Questa volta ci siamo ritrovati dopo altre tre commedie girate insieme solo apparentemente leggere e che raccontavano il nostro tempo, qui invece portiamo in scena un’umanità diversa. Io e Riccardo ci stimiamo tanto da sempre e questo è importante, ci aiuta ad andare avanti e a crescere. Ormai con lui basta uno sguardo, un gesto di intesa per capire le nostre reciproche intenzioni. Lavorare con lui è sempre piacevole, mi piacciono la sua assoluta onestà intellettuale, la sua grande passione e il suo rispetto per gli attori: quando deve costruire certe azioni ed emozioni un interprete può anche fare da solo, ma, se si trova in sintonia con il suo regista e con quello che li circonda, tutto diventa più facile…Lavoro da anni con Riccardo e i suoi collaboratori abituali e ci sono stati naturalmente momenti piacevoli e gratificanti anche in questa occasione, ma per quello che mi riguarda l’impatto decisivo è stato entrare in un carcere vero sia a Rebibbia che a Velletri, “sentire” quegli spazi lontani diversi da quelli che si frequentano regolarmente, è stato un impatto emozionante. Poi come sempre quando si interpreta un personaggio di quello spessore si cerca di sentire come lui e di diventare lui, e il crescendo che c’è stato con gli attori nei loro ruoli di detenuti è diventato sempre più interessante da un punto di vista umano. A un certo punto mi sono dimenticato che loro fossero dei professionisti scritturati come me, mi rapportavo a loro come se fossero dei veri reclusi e questo è potuto accadere perché erano tutti molto bravi e credibili, perfettamente in sintonia con la storia che stavamo portando in scena.

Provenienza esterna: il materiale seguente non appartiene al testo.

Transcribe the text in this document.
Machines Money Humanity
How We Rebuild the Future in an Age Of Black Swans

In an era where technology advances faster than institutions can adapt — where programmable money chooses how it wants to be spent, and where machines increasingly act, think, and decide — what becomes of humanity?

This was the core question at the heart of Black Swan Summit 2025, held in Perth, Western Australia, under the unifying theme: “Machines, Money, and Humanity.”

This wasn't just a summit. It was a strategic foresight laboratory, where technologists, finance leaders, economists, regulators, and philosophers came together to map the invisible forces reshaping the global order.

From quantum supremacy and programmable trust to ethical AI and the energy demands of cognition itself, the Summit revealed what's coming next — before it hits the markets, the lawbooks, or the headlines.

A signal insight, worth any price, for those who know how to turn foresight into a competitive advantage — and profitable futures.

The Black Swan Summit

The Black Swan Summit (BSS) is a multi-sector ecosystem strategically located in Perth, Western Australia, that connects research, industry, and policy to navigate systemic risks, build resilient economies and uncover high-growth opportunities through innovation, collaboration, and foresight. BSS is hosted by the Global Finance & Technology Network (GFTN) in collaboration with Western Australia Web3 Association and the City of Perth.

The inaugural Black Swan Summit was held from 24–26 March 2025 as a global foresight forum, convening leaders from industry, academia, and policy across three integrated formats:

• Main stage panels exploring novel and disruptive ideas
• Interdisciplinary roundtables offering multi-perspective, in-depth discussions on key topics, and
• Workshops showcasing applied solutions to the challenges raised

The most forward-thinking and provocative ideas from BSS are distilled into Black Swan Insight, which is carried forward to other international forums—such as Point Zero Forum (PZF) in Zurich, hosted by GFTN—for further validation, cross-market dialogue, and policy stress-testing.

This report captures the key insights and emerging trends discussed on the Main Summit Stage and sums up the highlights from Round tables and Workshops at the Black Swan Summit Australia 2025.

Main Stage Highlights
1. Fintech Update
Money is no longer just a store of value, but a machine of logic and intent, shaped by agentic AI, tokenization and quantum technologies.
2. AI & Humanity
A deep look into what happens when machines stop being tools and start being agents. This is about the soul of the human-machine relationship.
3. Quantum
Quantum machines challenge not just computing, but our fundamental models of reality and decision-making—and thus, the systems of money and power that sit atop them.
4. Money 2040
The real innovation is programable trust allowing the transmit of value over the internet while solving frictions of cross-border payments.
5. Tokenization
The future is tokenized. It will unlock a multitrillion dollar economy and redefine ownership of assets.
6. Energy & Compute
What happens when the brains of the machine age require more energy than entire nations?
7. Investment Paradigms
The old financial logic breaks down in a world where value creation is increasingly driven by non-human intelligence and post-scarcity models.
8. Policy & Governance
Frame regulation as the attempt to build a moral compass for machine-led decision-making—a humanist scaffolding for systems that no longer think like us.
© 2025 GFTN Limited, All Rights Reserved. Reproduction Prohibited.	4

Albanese racconta che tipo di rapporto si è creato sul set con gli altri interpreti.
È stata una grande gioia ritrovare in scena Fabrizio Bentivoglio e Sonia Bergamasco, con cui avevo recitato molto bene diverse volte, e così tutti gli altri attori che hanno rappresentato per me una piacevolissima sorpresa. Era bellissimo svegliarsi la mattina, andare sul set e sapere che tutti erano d’accordo e ben motivati. Cito per tutti il mio amico Nicola Rignanese, che conosco da decenni perché ho frequentato con lui a Milano la Scuola di Teatro “Paolo Grassi”: Nicola ha lavorato per anni con i detenuti nel carcere di Volterra e ci ha dato molti consigli utili per la verosimiglianza di certe ricostruzioni. Prima delle riprese, comunque, Milani ha indagato a fondo sulle esperienze dei laboratori teatrali nei penitenziari e l’ho fatto anche io quando volevo mostrare in scena la sorpresa del mio Antonio che entra per la prima volta in carcere. Si tratta comunque di un ambiente difficile, con un impatto forte: la sorpresa era anche la mia personale e quella degli altri attori che hanno interpretato i detenuti, sono stati tutti molto bravi a “tatuarsi” addosso la disperazione di quel contesto. In un momento particolare del racconto, ad esempio, Antonio – per difendere il suo lavoro e quello di tutti gli altri – dice alla direttrice, indicando uno dei suoi neo attori: “Lui non sa leggere e scrivere ma ha imparato un monologo di tre pagine a memoria!”. Credo che questa semplice frase esprima al meglio la meraviglia di poter ricevere in dono delle possibilità di riscatto.